Cathal, 21, from Westmeath says “finding a house this year was either too expensive or too far away from my college to not be worth my time moving up, so I commute to Dublin from Westmeath, I’d say it takes me about 3 and half hours a day, 5 days a week. The bus company I travel with sell multi journey tickets and they are most definitely cheaper than rent! I suppose I can’t really complain much, as this year has been much cheaper for me.

The only real negatives I have found about commuting to Dublin is having to get up early in the mornings and also the loss of your time is also rather annoying. I find that by the time I get home I only have a few hours to get college work done, have dinner and time to myself before I have to go to bed to get a decent night’s sleep. Although I do miss getting a lie in in the mornings, having to commute has made my attendance in college improve significantly. Rather than deciding to maybe skip that one class in the morning I’m pushing myself to get to class, because my mam would go mad if I stayed at home in bed.”

Amy Grehan
Bus Eireann bus stop in South Dublin

David, from Newtownmountkennedy Co. Wicklow, says “I’m far enough away from Dublin that it’s a pain to commute but at the same time I’m close enough for it to not be worth the money I’d have to pay on rent. I spend 2 hours in total commuting each day so it’s not bad really, 1 hour each way. I always get the bus. It’s only €7.40 for a return ticket so I save a fair bit commuting versus what I’d pay on rent. The only downside is how I’m forced to sleep on someone elses house if I decide to stay up in Dublin for a night out.”

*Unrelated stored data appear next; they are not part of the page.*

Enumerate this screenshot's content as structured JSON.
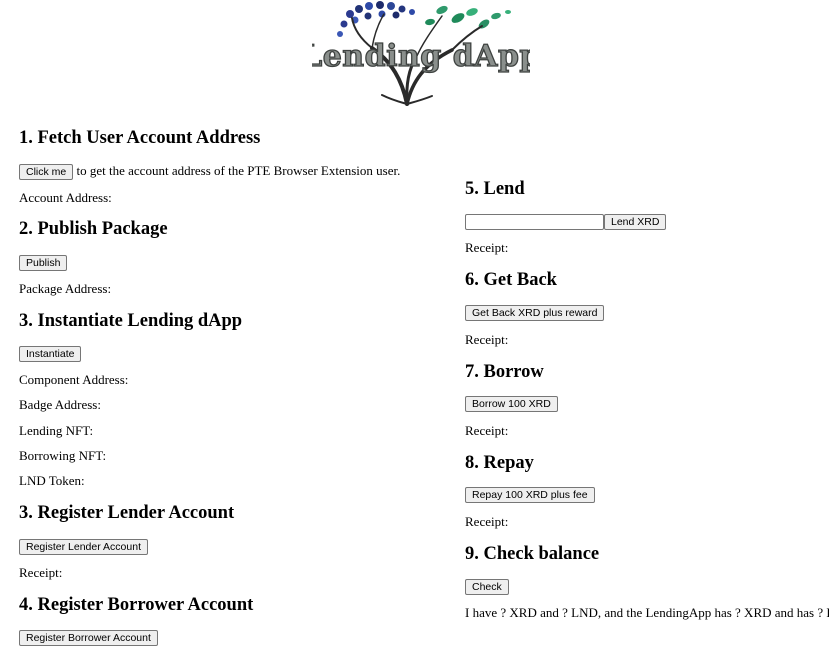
{
  "logo": {
    "text": "Lending dApp"
  },
  "left": {
    "s1": {
      "title": "1. Fetch User Account Address",
      "button": "Click me",
      "desc": " to get the account address of the PTE Browser Extension user.",
      "result": "Account Address:"
    },
    "s2": {
      "title": "2. Publish Package",
      "button": "Publish",
      "result": "Package Address:"
    },
    "s3": {
      "title": "3. Instantiate Lending dApp",
      "button": "Instantiate",
      "component": "Component Address:",
      "badge": "Badge Address:",
      "lending_nft": "Lending NFT:",
      "borrowing_nft": "Borrowing NFT:",
      "lnd_token": "LND Token:"
    },
    "s3b": {
      "title": "3. Register Lender Account",
      "button": "Register Lender Account",
      "receipt": "Receipt:"
    },
    "s4": {
      "title": "4. Register Borrower Account",
      "button": "Register Borrower Account"
    }
  },
  "right": {
    "s5": {
      "title": "5. Lend",
      "input_value": "",
      "button": "Lend XRD",
      "receipt": "Receipt:"
    },
    "s6": {
      "title": "6. Get Back",
      "button": "Get Back XRD plus reward",
      "receipt": "Receipt:"
    },
    "s7": {
      "title": "7. Borrow",
      "button": "Borrow 100 XRD",
      "receipt": "Receipt:"
    },
    "s8": {
      "title": "8. Repay",
      "button": "Repay 100 XRD plus fee",
      "receipt": "Receipt:"
    },
    "s9": {
      "title": "9. Check balance",
      "button": "Check",
      "result": "I have ? XRD and ? LND, and the LendingApp has ? XRD and has ? LND."
    }
  }
}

Conor, from Kildare, actually likes his daily commute; ”I commute because I’m close to Dublin and would rather save than pay rent. This is the first year where I am earning enough at my job to pay rent, but would rather put it towards my savings. I spend a total of 2 hours 15 minutes commuting every day. I’m saving about €60 a week compared to paying average rent. I like commuting because it gives me time to read – something I don’t get to always do due to work constraints. I also enjoy the pleasure of travelling, there’s a certain level of solitude I enjoy, provided someone sitting next to me doesn’t start yapping! I only dislike the time constraints of a timetable, and that I have to prepare for my day without knowing the outlook, that’s why I always end up wearing a rain coat on a sunny day!”

Jane Cregan of Iarnród Éireann says “We have seen a large growth in a student numbers this year, particularly on Intercity Services. This could be due to some students commuting longer distances due to shortage of accommodation and also our great value fares for students.”